On a vast wall are projections of digitally-rendered three-dimensional images of concepts and completed works. The Cardiff Opera House scale model is here too, unrepentantly displayed or perhaps a reminder of the architect’s chequered past before the turn of the century.
Speaking of which, things picked up between then and now – three major works displayed include the brooding and angular BMW Central Building in Leipzig and the Rosenthal Center for Contemporary Art in Cincinnati, an excitingly jarring yet fittingly congruent addition to the city’s urban regeneration scheme and a counterpoint to Koolhaas’s similarly proportioned Seattle Public Library.
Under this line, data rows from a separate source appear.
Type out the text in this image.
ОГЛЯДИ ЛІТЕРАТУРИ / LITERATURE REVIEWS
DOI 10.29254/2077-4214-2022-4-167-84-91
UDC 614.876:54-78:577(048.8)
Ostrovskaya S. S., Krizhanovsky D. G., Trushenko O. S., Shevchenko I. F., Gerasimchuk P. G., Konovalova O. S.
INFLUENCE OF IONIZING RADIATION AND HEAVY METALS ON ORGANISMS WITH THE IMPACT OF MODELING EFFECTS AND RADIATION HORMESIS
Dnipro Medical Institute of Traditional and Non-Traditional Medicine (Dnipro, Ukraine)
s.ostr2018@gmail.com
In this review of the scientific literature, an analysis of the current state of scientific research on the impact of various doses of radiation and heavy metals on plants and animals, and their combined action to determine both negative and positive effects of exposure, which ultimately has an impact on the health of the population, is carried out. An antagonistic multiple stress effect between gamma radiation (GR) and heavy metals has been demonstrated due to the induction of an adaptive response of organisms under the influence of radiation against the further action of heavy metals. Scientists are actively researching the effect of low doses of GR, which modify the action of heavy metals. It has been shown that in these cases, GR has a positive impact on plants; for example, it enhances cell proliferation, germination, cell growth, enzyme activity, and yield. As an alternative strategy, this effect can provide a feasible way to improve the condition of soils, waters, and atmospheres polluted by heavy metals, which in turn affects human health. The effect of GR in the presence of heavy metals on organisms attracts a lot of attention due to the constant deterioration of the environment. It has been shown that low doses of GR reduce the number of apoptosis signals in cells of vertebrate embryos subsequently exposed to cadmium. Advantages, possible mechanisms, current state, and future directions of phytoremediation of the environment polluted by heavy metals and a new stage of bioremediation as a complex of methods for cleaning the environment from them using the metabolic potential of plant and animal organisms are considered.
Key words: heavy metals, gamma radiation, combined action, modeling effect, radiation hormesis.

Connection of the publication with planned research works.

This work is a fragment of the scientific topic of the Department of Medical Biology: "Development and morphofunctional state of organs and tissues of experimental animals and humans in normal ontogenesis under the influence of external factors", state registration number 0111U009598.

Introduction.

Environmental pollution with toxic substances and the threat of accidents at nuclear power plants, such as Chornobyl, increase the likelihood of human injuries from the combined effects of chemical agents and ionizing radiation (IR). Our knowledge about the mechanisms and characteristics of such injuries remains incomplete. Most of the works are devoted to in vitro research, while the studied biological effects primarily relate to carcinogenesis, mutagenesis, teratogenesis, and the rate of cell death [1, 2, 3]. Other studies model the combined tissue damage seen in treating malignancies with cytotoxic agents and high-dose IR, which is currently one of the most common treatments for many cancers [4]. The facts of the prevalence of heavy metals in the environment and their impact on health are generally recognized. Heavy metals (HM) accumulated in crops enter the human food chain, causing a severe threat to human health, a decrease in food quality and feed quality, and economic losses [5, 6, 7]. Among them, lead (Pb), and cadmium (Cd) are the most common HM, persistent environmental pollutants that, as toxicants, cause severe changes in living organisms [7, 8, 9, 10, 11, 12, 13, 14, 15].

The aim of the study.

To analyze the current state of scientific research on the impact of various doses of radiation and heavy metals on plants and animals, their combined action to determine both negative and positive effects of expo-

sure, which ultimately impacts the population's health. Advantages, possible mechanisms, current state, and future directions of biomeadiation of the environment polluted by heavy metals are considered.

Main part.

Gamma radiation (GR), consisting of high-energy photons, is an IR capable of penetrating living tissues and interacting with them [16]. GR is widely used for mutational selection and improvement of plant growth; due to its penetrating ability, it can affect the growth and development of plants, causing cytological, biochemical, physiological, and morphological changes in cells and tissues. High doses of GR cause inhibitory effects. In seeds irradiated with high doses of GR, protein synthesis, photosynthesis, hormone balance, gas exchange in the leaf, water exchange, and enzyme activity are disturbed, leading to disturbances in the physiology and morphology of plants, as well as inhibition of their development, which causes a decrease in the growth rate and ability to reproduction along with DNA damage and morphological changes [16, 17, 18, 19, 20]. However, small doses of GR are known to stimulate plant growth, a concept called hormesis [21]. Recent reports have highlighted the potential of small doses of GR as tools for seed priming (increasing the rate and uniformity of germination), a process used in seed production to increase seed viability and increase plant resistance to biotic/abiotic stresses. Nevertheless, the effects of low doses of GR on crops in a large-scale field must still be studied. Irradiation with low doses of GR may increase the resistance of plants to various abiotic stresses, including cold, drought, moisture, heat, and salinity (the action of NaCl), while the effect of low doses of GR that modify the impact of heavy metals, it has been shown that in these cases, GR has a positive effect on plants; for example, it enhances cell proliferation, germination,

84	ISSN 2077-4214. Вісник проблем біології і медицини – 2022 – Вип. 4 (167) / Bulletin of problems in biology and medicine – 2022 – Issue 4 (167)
The whitewashed second room displays Hadid’s works-in-progress including the aforementioned, but also a re-imagining of the traditional skyscraper, moving away from single, isolated towers to almost contorted, helix-like forms.
Like other architects, Hadid has been lured into dabbling with small scale design by the prospect of a short time-frame and working on a 1:1 scale. Though hardly miniature buildings, ordinary household items can offer the opportunity to explore an idea or an architectural form.
Presented are regular items such as shelves that looks like something out of Alien, tea and coffee pots that are more military issue than Homebase, and the sleekest, sexiest tables and chairs. Though mundane and humble in function, calling this homewares would be like calling an F1 car a daily commute.
Speaking of commutes, included is a low point in the exhibition – a design for a lightweight car that, though progressive and brave, looks pretty insipid; more Pikachu than Gordon Murray. Also included is the obligatory handbag which, though taken out of context, also fell somewhat short of the mark.
Capturing the diversity and essence of Hadid’s work never seemed a simple prospect, but the curators have succeeded admirably in emphasising Hadid’s creative strengths even if her current body of completed work is not comparable to other architects held in the same esteem. With the concurrent Matthew Williamson exhibition running at the same space, a trip down to the Shad Thames seems due.